Dans un second temps, la plaignante reprochait à M. Asselin d’avoir tenu, dans son commentaire éditorial daté du 21 août 2008, des propos discriminatoires à l’endroit des hebdomadaires qu’elle dirige ainsi que d’avoir dénigré le travail de journalistes qui œuvrent pour d’autres médias, dans le cadre d’un éditorial publié le 11 septembre 2008. Après analyse, le Conseil a conclu que ces deux éditoriaux respectent bien les balises que pose la déontologie journalistique et qu’ils ne font pas montre de propos discriminatoires ni qu’ils ne dénigrent le travail de certains journalistes. Ce grief a été rejeté.
Le Conseil a blâmé M. Nicolas Asselin pour avoir exercé, pour le Journal Le Nord-Côtier, deux activités incompatibles que sont le journalisme et la promotion d’un média et de s’être placé en situation de conflit d’intérêts.
D2008-09-009 Youcef Bendada c. Lamine Foura, journaliste, l’émission « Montréal Labass » et la radio CINQ FM Radio Centre-Ville
Les journalistes et les médias sont responsables de tous les propos tenus en ondes
M. Bendada portait plainte contre le journaliste Lamine Foura et la direction de la radio CINQ FM Radio Centre-Ville. Il reproche au journaliste d’avoir laissé proférer des propos injurieux et faux à son endroit lors d’une tribune téléphonique de l’émission « Montréal Labass », le 26 juillet 2008, de ne pas être intervenu et d’être en conflit d’intérêts. Il accusait également la direction de ne pas lui avoir accordé un droit de réplique satisfaisant.
Le plaignant accusait le mis-en-cause d’avoir laissé proférer des propos faux et incomplets sur les ondes.

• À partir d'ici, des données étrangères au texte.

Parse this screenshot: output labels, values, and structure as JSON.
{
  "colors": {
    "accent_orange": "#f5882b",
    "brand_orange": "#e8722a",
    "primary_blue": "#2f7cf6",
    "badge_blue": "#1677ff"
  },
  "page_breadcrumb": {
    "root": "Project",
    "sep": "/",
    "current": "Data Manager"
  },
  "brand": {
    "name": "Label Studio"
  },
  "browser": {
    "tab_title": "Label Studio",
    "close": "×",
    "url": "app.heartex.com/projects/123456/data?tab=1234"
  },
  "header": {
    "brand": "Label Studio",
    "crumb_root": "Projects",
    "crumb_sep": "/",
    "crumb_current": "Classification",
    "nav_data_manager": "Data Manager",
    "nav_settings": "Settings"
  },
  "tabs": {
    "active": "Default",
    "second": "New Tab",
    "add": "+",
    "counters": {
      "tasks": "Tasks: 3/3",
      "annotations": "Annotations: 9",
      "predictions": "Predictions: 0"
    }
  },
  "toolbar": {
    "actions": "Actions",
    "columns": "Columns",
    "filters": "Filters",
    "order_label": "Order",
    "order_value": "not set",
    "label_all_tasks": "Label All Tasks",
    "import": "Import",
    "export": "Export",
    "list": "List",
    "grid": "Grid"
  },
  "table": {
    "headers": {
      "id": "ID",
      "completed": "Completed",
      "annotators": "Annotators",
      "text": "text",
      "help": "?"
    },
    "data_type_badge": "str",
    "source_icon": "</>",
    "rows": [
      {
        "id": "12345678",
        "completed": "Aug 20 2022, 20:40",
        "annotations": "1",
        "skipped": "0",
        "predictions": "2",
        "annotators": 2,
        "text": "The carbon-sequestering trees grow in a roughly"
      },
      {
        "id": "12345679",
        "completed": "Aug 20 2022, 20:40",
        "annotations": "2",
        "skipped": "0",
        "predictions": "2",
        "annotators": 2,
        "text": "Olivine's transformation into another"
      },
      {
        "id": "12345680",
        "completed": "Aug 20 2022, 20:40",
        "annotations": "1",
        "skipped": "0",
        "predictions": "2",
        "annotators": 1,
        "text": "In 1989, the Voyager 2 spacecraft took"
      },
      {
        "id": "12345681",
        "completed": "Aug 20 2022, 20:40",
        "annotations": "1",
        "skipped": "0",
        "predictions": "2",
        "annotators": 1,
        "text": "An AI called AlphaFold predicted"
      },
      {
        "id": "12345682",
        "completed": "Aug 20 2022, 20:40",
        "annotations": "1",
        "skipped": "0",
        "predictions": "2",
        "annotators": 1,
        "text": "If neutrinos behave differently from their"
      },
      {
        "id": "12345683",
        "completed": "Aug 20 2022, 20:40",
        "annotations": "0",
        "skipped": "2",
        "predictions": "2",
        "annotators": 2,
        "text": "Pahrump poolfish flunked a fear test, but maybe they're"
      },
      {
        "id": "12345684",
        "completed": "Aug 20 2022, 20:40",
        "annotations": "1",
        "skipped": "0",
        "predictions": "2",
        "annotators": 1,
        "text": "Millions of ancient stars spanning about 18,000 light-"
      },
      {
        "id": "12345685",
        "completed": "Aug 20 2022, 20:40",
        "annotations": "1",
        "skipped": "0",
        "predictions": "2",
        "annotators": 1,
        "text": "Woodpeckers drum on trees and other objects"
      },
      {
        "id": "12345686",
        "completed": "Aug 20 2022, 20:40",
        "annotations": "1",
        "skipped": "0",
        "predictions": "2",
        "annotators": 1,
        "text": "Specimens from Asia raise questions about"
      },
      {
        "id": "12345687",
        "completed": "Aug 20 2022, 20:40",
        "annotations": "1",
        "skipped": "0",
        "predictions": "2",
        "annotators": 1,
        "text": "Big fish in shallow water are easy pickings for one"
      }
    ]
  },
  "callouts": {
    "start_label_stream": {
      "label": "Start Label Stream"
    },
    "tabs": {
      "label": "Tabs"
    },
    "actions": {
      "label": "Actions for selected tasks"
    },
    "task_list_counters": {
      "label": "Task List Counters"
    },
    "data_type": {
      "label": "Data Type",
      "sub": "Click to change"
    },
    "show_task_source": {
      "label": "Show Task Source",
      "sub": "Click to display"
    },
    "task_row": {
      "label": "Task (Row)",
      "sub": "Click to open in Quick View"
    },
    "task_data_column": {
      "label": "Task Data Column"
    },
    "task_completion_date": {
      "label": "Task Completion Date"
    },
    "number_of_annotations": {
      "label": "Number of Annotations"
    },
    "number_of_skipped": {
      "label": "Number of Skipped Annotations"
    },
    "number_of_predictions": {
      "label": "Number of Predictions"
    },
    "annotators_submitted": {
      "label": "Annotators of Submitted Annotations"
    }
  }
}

Après examen et écoute de l’émission controversée, le Conseil n’a pas relevé de propos de nature injurieuse. Relativement à la fausseté de certains d’entre eux, le plaignant n’a pas fait la preuve de cette accusation. Ce grief a été rejeté.
Le plaignant accusait ensuite le journaliste de ne pas intervenir à la suite des propos des auditeurs et ce, au nom de leur liberté d’expression. Sur ce point, le Conseil a rappelé la responsabilité des journalistes et de leur direction de tout ce qu’ils diffusent sur leurs ondes, y compris les tribunes téléphoniques. La non-intervention du journaliste peut mettre en cause le droit du public à une information de qualité. Les tribunes téléphoniques ou « lignes ouvertes » sont soumises aux mêmes exigences de rigueur, d’authenticité, d’impartialité et de qualité que tout autre type de traitement de l’information. Le rôle de ceux qui les animent requiert une discipline et un discernement d’autant plus grands que les sujets abordés, en raison des intérêts et des passions qu’ils soulèvent, suscitent la controverse. Après examen, le Conseil a estimé que le journaliste a commis un manquement en laissant libre cours aux propos d’un auditeur sans intervenir. Il était de son devoir de remettre en contexte les questions et opinions soulevées, afin d’éclairer tous les auditeurs et ainsi favoriser la qualité de l’information. Le grief a été retenu.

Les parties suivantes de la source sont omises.